Zaraz po wojnie, gdy jeszcze cenzura nie była tak ostra, ten dokumentalno-historyczny nurt narasta: w książce znajdziemy między innymi przedstawienie działalności "Żegoty" uzupełnione rozmową ze Stefanem Korbońskim, podczas okupacji szefem Kierownictwa Walki Cywilnej, późniejszym emigrantem i historykiem Państwa Podziemnego. Jest zarys przebiegu walk powstańczych, jest studium o egzekucjach publicznych w okupowanej Warszawie, ogłoszone w 1946 r. w "Biuletynie Głównej Komisji Badania Zbrodni Niemieckich w Polsce". Znajdziemy też reportaże, które z jednej strony odnoszą się do wydarzeń czasu wojny, z drugiej - nabrały wartości jako dokument pierwszych lat powojennych.
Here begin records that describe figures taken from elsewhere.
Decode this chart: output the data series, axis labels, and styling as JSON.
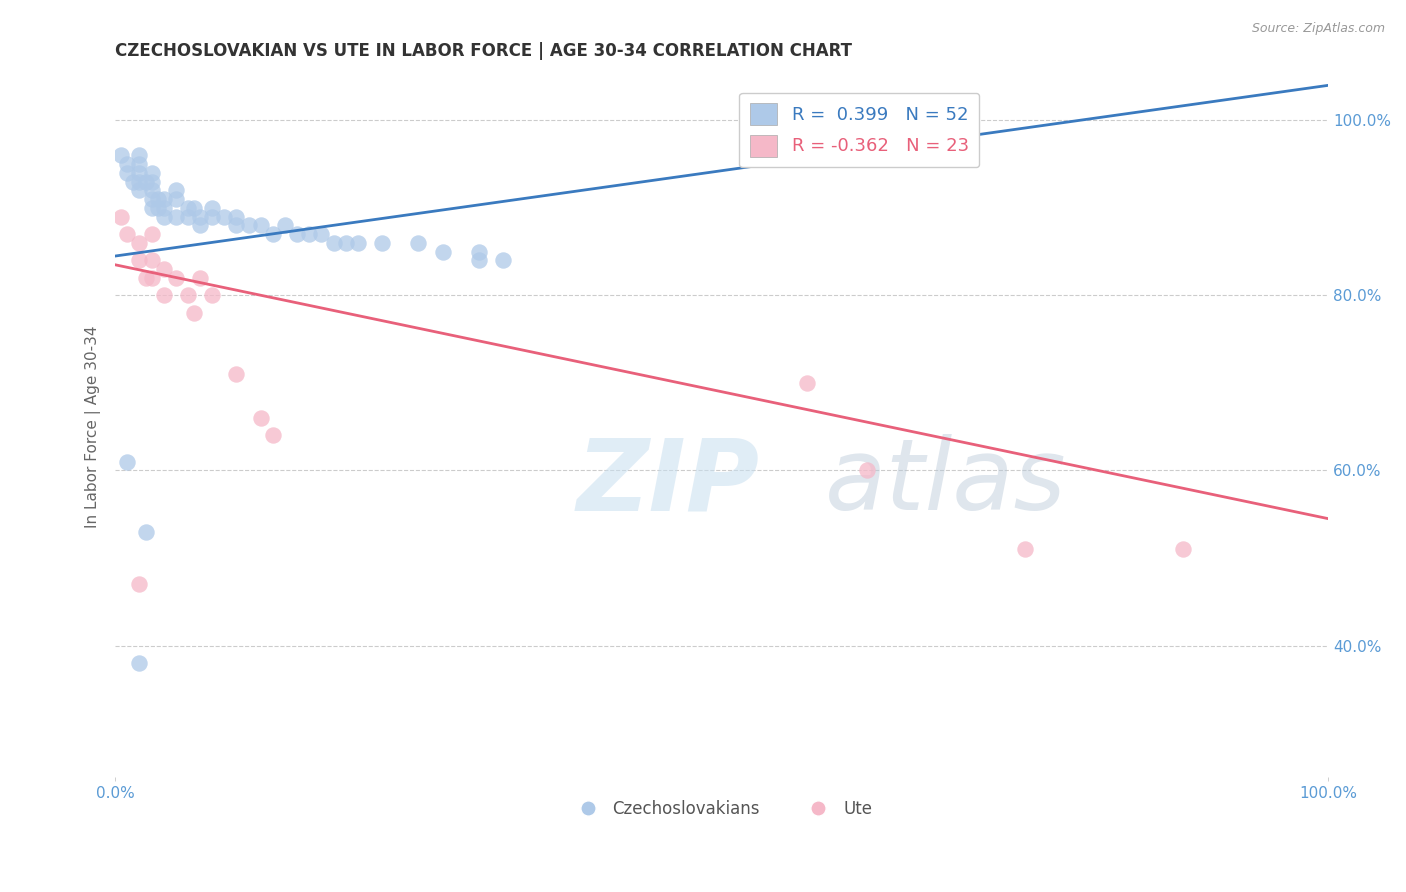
{
  "title": "CZECHOSLOVAKIAN VS UTE IN LABOR FORCE | AGE 30-34 CORRELATION CHART",
  "source_text": "Source: ZipAtlas.com",
  "ylabel": "In Labor Force | Age 30-34",
  "xlim": [
    0.0,
    1.0
  ],
  "ylim": [
    0.25,
    1.05
  ],
  "ytick_positions": [
    0.4,
    0.6,
    0.8,
    1.0
  ],
  "blue_color": "#aec9e8",
  "pink_color": "#f5b8c8",
  "blue_line_color": "#3a7abf",
  "pink_line_color": "#e8607a",
  "legend_blue_label": "R =  0.399   N = 52",
  "legend_pink_label": "R = -0.362   N = 23",
  "czechs_x": [
    0.005,
    0.01,
    0.01,
    0.015,
    0.02,
    0.02,
    0.02,
    0.02,
    0.02,
    0.025,
    0.03,
    0.03,
    0.03,
    0.03,
    0.03,
    0.035,
    0.035,
    0.04,
    0.04,
    0.04,
    0.05,
    0.05,
    0.05,
    0.06,
    0.06,
    0.065,
    0.07,
    0.07,
    0.08,
    0.08,
    0.09,
    0.1,
    0.1,
    0.11,
    0.12,
    0.13,
    0.14,
    0.15,
    0.16,
    0.17,
    0.18,
    0.19,
    0.2,
    0.22,
    0.25,
    0.27,
    0.3,
    0.3,
    0.32,
    0.01,
    0.02,
    0.025
  ],
  "czechs_y": [
    0.96,
    0.95,
    0.94,
    0.93,
    0.96,
    0.95,
    0.94,
    0.93,
    0.92,
    0.93,
    0.94,
    0.93,
    0.92,
    0.91,
    0.9,
    0.91,
    0.9,
    0.91,
    0.9,
    0.89,
    0.92,
    0.91,
    0.89,
    0.9,
    0.89,
    0.9,
    0.89,
    0.88,
    0.9,
    0.89,
    0.89,
    0.89,
    0.88,
    0.88,
    0.88,
    0.87,
    0.88,
    0.87,
    0.87,
    0.87,
    0.86,
    0.86,
    0.86,
    0.86,
    0.86,
    0.85,
    0.84,
    0.85,
    0.84,
    0.61,
    0.38,
    0.53
  ],
  "ute_x": [
    0.005,
    0.01,
    0.02,
    0.02,
    0.025,
    0.03,
    0.03,
    0.03,
    0.04,
    0.04,
    0.05,
    0.06,
    0.065,
    0.07,
    0.08,
    0.1,
    0.12,
    0.13,
    0.57,
    0.62,
    0.75,
    0.88,
    0.02
  ],
  "ute_y": [
    0.89,
    0.87,
    0.86,
    0.84,
    0.82,
    0.87,
    0.84,
    0.82,
    0.83,
    0.8,
    0.82,
    0.8,
    0.78,
    0.82,
    0.8,
    0.71,
    0.66,
    0.64,
    0.7,
    0.6,
    0.51,
    0.51,
    0.47
  ],
  "blue_trend": [
    0.0,
    1.0,
    0.845,
    1.04
  ],
  "pink_trend": [
    0.0,
    1.0,
    0.835,
    0.545
  ],
  "grid_color": "#cccccc",
  "background_color": "#ffffff",
  "title_color": "#333333",
  "axis_label_color": "#666666",
  "tick_color_blue": "#5b9bd5"
}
Myślę zwłaszcza o relacji z pogrzebu Macieja Rataja, działacza ludowego i marszałka Sejmu II RP, rozstrzelanego w 1940 r. w Palmirach. Podczas tej uroczystości, która odbyła się w czerwcu 1946, Mszę św. celebrował ks. Jan Zieja (Bartoszewski cytuje "natchnione słowa" jego kazania), a po Mszy przemawiali między innymi Bierut i Mikołajczyk, który następnie przy grobie Rataja przekazywał chorążym terenowych organizacji PSL-u nowo poświęcone sztandary...
Po więziennej przerwie przyszły autor "1859 dni Warszawy" znów wraca do kronikarskiej pracy; swój cykl na łamach "Stolicy" nazwie zresztą właśnie "Z notatnika kronikarza 1939-1944. Ocala od zapomnienia postacie poległych podczas wojny młodych poetów, opisuje historię konspiracyjnych druków i akcje dywersyjne, dezorganizujące niemiecki transport, polemizuje z wizją Powstania w "Kanale" Wajdy... A we wszystkich tych pracach znać specyficzne dla ich autora połączenie skrupulatności, rzeczowości i pasji.
Wspomniałem o programowych artykułach z "Prawdy Młodych": pobrzmiewa w nich młodzieńcza żarliwość i patos, a równocześnie okazują się czasem zadziwiająco aktualne. Młodym ludziom, którzy garną się do działalności publicznej, polecam zwłaszcza lekturę krótkiego tekstu zatytułowanego "Twoja rola w pracy społeczno-politycznej". Gdyby rady zawarte w tym vademecum działacza (pisanym jesienią 1943!) znalazły szerszy posłuch, nasze życie społeczne wyglądałoby o wiele lepiej... (Wydawnictwo Universitas, Kraków 2007, ss. 322. Wybór, opracowanie, przypisy i wstęp: Andrzej Krzysztof Kunert. Seria "Klasycy współczesnej polskiej myśli humanistycznej" pod red. Andrzeja Nowakowskiego.)